His most important dramatic decision here is to make the major public players in a political campaign incidental, and focus on the men and women who work tirelessly to make sure that the figure they support wins as many votes as possible. Whether we like it or not, it is really these workers that decide the future of our country. The decisions they make regarding a campaign can make or break policy for their employer, the man running. And, most dangerously, they are human - not motivated by conviction or belief but by their need to work, and sometimes their desire for advancement. Politics is not a civic duty for them; it is a job. 


Steven Myers, played by Ryan Gosling, would disagree at the first. “Politics is my life,” he exclaims at one point. He is a self-professed true believer in the democratic system and Governor Mike Morris (George Clooney), whom he represents. He is also, I believe, lying to himself, and the film is about the discovery within his person of a hidden vein of ruthlessness and selfish disregard for common decency.

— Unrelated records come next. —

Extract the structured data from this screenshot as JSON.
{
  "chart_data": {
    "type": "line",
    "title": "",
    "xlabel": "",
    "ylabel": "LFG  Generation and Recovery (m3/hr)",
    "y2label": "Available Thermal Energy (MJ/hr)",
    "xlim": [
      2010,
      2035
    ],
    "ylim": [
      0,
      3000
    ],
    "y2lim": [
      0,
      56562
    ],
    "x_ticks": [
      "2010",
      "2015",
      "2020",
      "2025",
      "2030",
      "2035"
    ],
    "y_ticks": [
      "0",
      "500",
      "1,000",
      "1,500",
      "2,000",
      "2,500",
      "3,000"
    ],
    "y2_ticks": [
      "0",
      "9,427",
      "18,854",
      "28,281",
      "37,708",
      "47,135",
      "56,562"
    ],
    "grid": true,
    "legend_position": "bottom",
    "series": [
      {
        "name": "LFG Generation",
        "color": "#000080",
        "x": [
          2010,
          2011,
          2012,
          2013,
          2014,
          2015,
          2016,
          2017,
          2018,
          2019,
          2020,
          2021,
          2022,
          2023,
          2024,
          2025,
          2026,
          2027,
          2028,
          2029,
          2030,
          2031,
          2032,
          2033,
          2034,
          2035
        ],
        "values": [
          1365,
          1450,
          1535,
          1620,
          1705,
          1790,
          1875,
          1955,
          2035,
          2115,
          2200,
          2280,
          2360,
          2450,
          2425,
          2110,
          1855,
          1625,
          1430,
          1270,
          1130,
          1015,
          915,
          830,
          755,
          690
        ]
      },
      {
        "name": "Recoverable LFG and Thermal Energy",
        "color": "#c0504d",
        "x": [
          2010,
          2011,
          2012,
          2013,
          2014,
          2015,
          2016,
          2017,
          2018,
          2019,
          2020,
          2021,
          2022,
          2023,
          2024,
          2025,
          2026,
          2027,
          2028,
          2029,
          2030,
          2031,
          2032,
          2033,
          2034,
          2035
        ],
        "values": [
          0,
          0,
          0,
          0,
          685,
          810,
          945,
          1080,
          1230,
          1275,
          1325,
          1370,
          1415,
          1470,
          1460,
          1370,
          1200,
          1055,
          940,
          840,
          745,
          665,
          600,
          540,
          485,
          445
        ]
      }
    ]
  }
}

We can see it dimly at first, in his eagerness to spread potentially unfounded rumors about an opposing candidate and to enter an ill-advised physical relationship with a young intern (he’s 30; she’s 20). An opening monologue in which he jokingly lampoons Morris’ statements during set-up for a debate strikes a chilling note as we realize that perhaps, deep down, he doesn’t really think he’s being funny.

Then, one day, Steven is contacted by the opposing campaign’s manager, Tom Duffy (Paul Giamatti). He is not supposed to have any contact with “enemy” campaign figures, but something drives him to attend a secret meeting with the other man, which he then lies about to Morris’ senior campaign advisor (Philip Seymour Hoffman). From there, his path is a downward spiral, and almost everyone is tied to it, however unwittingly.

Ironically, it is Steven’s apparent amorality that makes him such a brilliant political mind, and it is here that the film reveals its primary thesis. Mike Morris is a good, but imperfect, man. Steven, in contrast, is a bad man, but a perfect political machine. He is unfit to lead the country, but his decisions eventually make it impossible for Morris to succeed in his campaign without making terrible compromises. His nature indirectly becomes the nature of America. And he is in the game, at long last, only for himself – for his income, for his advancement, and for his future.


Thrillers about dirty politics have been done before, and “The Ides of March” stops shy of greatness simply because it is a latecomer on the scene. It has nothing really groundbreaking to say, even if it does hint at dark secrets that we all know about but so often wish to gloss over. It achieves excellence because it is flawless in its craft and footwork. The cinematography: textbook, exactly what it needs to be to produce the appropriate tone, and then some – Clooney and his director of photography produce some fascinating multi-layered shots that are pregnant with subtext. The writing, adapted from a play entitled “Farragut North”: subtle and sharp. The acting: spot on. The film is a cogent examination of the motivations behind the grandstanding and the speeches. No wonder the country is broken, it says. It is run by broken people.